11.4. Generating a movie of eigendynamics

Eigendynamics, i.e. the exponential growth of a perturbation with a potential oscillation can be nicely visualized in a movie. To that end, we can generate a sequence of images with an eigenperturbation that grows (and oscillates) like \(exp(\lambda t)\). As an example of such a movie, refer to Section 10.3.2, where the azimuthal instability of a bubble is investigated. Here, due to the azimuthal instability, it is effectively a three-dimensional scenario which is even harder to visualize in any other way.

Example of the eigendynamics of the rising bubble case.

We first start by importing the problem class from rising_bubble.py and define a conventional plotter class. We don’t have to do anything regarding the eigendynamics here. This plotter can therefore be also used for the base state, as done in the previous examples.

from rising_bubble import *
from pyoomph.output.plotting import MatplotlibPlotter

# Define a plotter as usual. We don't have to care about the eigendynamics here
class RisingBubblePlotter(MatplotlibPlotter):
    def define_plot(self):
        pr=cast("RisingBubbleProblem",self.get_problem())
        self.set_view(-3*pr.R,-5*pr.R,3*pr.R,2*pr.R)
        cb_v=self.add_colorbar("velocity",cmap="viridis",position="top right")
        self.add_plot("domain/velocity",colorbar=cb_v,transform=[None,"mirror_x"])
        self.add_plot("domain/velocity",mode="streamlines",transform=[None,"mirror_x"])
        self.add_plot("domain/interface",transform=[None,"mirror_x"])

We can then just find a stationary solution, solve (and refine) the eigensolution:

with RisingBubbleProblem() as problem:
    # Same as before in the rising bubble problem, except that we just solve at Bo=4
    problem.set_c_compiler("system").optimize_for_max_speed()
    problem.set_eigensolver("slepc").use_mumps()
    problem.setup_for_stability_analysis(azimuthal_stability=True,analytic_hessian=False)
    problem.Mo=6.2e-7
    problem.Bo.value=4
    m=1
    lambd=0.1+0.67j

    problem.run(10,startstep=0.1,outstep=False,temporal_error=1)
    problem.solve(max_newton_iterations=20,spatial_adapt=4)
    problem.solve_eigenproblem(1,azimuthal_m=m,shift=lambd,target=lambd)
    problem.refine_eigenfunction(use_startvector=True)

    # Create an animation of the eigenfunction using the RisingBubblePlotter class
    problem.create_eigendynamics_animation("eigenanim",RisingBubblePlotter(),max_amplitude=1,numperiods=4,numouts=4*25)

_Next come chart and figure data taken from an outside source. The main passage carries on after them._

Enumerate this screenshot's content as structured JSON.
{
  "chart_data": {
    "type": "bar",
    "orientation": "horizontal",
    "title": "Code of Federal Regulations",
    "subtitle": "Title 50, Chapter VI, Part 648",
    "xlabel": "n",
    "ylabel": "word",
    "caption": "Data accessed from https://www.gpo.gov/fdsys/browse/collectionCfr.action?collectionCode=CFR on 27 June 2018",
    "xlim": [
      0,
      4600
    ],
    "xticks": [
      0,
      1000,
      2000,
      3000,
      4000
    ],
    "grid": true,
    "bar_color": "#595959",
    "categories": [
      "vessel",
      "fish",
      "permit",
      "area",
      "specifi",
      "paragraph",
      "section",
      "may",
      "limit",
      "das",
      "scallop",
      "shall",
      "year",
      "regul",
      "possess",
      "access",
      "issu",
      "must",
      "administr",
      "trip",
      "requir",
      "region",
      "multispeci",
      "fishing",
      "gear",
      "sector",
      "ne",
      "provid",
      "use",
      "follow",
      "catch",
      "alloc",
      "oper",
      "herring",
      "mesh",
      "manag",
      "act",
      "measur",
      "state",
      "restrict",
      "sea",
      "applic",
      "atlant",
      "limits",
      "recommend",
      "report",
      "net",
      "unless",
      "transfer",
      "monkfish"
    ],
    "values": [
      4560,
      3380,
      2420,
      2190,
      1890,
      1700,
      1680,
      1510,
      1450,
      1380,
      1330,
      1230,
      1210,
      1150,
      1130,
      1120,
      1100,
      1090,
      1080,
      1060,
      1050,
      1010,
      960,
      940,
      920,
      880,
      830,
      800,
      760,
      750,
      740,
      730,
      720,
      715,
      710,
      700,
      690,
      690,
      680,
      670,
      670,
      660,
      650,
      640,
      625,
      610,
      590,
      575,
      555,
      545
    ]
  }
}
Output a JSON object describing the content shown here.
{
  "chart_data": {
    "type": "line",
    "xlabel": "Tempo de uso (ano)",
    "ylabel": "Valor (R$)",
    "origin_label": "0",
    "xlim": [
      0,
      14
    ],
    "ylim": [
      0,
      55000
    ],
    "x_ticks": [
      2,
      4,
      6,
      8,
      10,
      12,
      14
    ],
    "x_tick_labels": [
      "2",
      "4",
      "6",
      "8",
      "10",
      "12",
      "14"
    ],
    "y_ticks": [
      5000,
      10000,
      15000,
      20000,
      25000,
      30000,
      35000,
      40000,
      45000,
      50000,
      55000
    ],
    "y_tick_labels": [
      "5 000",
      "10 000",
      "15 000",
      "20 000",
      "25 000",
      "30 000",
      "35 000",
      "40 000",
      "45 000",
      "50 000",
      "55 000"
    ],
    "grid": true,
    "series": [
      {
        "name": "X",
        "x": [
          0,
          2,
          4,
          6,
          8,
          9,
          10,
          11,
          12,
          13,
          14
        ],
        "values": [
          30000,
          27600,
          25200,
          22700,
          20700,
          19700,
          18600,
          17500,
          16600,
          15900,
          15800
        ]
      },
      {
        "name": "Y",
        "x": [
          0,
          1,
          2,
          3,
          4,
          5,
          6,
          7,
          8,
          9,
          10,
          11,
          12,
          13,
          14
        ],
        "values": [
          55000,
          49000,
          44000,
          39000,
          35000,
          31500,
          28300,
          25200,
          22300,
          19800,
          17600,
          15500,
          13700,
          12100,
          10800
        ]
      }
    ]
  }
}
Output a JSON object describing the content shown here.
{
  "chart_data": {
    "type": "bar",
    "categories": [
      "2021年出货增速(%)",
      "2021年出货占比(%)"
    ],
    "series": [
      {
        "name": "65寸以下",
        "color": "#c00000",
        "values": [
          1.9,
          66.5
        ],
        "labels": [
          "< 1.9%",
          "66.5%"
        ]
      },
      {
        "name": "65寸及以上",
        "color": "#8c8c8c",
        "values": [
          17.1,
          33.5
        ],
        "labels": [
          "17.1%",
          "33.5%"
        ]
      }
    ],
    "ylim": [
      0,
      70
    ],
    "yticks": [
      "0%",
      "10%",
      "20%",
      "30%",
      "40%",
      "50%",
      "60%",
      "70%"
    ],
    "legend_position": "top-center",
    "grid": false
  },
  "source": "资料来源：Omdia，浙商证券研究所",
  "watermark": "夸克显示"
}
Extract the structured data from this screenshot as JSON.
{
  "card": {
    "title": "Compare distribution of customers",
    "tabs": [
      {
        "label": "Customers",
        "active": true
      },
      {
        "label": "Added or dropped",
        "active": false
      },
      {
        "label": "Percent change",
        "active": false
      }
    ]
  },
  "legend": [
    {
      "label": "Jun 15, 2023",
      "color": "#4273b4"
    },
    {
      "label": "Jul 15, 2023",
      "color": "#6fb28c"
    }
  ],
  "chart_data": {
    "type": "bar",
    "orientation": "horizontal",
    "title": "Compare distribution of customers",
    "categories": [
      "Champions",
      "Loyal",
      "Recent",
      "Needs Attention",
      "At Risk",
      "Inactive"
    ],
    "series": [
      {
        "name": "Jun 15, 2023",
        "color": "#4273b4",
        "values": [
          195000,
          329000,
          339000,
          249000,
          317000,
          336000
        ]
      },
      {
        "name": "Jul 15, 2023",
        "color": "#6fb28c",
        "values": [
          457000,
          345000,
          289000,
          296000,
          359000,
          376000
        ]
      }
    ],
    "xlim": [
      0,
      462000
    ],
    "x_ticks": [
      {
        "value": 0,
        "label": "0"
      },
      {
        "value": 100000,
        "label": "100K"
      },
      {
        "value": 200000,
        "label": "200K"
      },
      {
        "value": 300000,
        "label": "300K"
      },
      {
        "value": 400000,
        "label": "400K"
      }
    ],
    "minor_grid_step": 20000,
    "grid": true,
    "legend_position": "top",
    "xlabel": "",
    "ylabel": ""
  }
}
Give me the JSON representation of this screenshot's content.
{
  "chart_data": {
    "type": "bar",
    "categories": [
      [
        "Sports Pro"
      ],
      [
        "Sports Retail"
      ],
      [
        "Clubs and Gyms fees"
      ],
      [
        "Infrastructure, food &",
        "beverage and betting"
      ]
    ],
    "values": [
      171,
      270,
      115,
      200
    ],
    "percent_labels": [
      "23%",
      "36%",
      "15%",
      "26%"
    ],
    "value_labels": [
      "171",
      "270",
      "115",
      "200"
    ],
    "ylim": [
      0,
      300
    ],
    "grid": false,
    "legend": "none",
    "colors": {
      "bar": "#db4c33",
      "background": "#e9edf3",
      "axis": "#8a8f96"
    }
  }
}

The final call of the method create_eigendynamics_animation() does the following: It creates a subdirectory (here eigenanim) in the output directory. It used the plotter class shipped as argument to perform plots. However, it won’t plot the base state, but it will perturb the base state by a perturbation with the eigenfunction which grows (and oscillates) over time like \(exp(\lambda t)\). We can specify the maximum amplitude, from which the initial amplitude is calculated. Note that the total amplitude is given by the amplitude of the eigenfunction times the growing amplitude. Therefore, it also depends on the way we implemented process_eigenvectors() in rising_bubble.py. We can specify the number of periods to consider. In case the eigenvalue is real, i.e. no oscillation amplitude given, this time is given by \(2\pi/|\lambda|\). For complex eigenvalues, the period is the reasonable choice \(2\pi/|\mathrm{Im}(\lambda)|\). The amount of output steps then controls the time step.

Once done, you can assemble all generated images to a movie. It is noteworthy that for azimuthal instabilities, the transform "mirror_x" will also invert the eigenperturbation on the left part of the plot in a reasonable way.

If you do not want to create a movie, but e.g. a sequence of images for a static document, consider adding fileext="pdf" to the constructor of the plotter class.